On Wednesday, Facebook announced its intentions to start testing targeted ads within its Oculus virtual reality platform. The decision sparked a massive discussion in online communities, posing questions about the future and privacy of the platform.
Facebook was already displaying ads inside its Oculus mobile app. From now on, users will see similar advertisements in VR as well and be able to open the links or save them for later. Facebook has just begun testing simple banner-like adverts to determine what the final product will look like.
According to Facebook, the new tactic will allow it to recover some of its hardware investments and share a portion of the ad revenue with developers
In addition to that, the extra revenue stream should keep the price of the Oculus headsets low so that they are more approachable to consumers.
Rising Concerns in the Community
However, not everyone shares Facebook’s vision for the future of virtual reality.
Many users are worried about protecting their privacy, as well as the games themselves. These concerns are based on a series of recent events.
To explain, Facebook has seen its power to target ads diminish significantly in the last few weeks. This is largely due to Android announcing it would allow users to block app tracking and Apple already explicitly asking users if they want to do the same.
On top of that, many browsers now include tracker blockers by default.
It’s a significant blow, considering the biggest part of Facebook’s revenue comes from targeted ads. Users are reasonably concerned that the conglomerate is looking for a new data source rather than just ad space.
While Facebook promises most local data collected by VR headsets won’t be used for ad targeting, not all users are convinced. After all, the Oculus headsets can collect motion data, audio, and pictures of surroundings—even more than what mobile phones can access.
Leveraging this could prove too attractive (or profitable) to pass up.
On top of that, Facebook already requires users to have a Facebook account to play the Oculus Quest VR games.
Sketchy Privacy Policies
This means there is practically nothing that can stop Facebook from collecting user info from VR sessions.

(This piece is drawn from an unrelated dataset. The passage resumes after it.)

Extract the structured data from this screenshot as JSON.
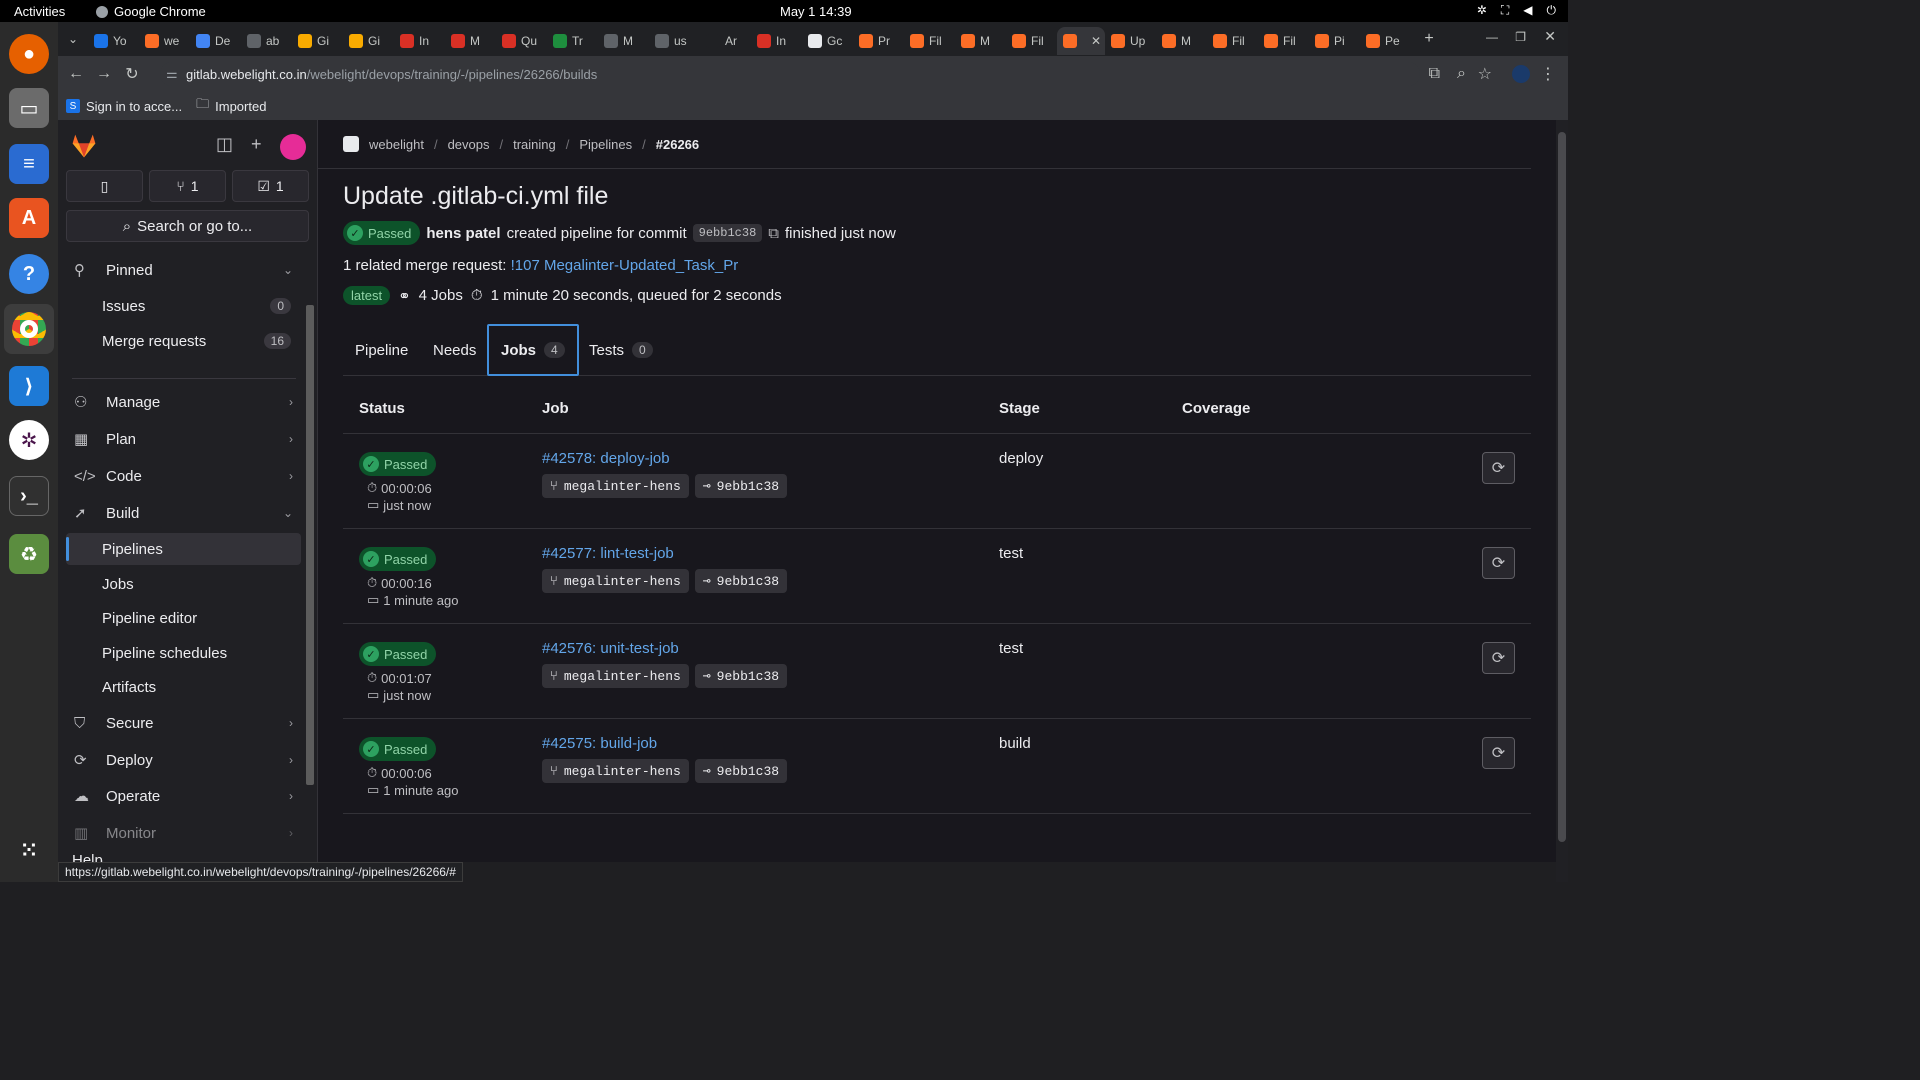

It certainly doesn’t help that Facebook already has reputation for disregarding user privacy.
Many people are also worried about what introducing an ad-based revenue system will do to VR apps. It’s easy to imagine the same scenario that happened to mobile games—a hellscape of pay-to-win titles ridden with unskippable ads.
Time will tell if the push for privacy will win over corporate efforts towards higher profit margins.
Or, perhaps, competing VR systems might use the commotion to carve out their slice of the market. Either way, users might have to resort to other measures to safeguard their privacy, like identity protection tools.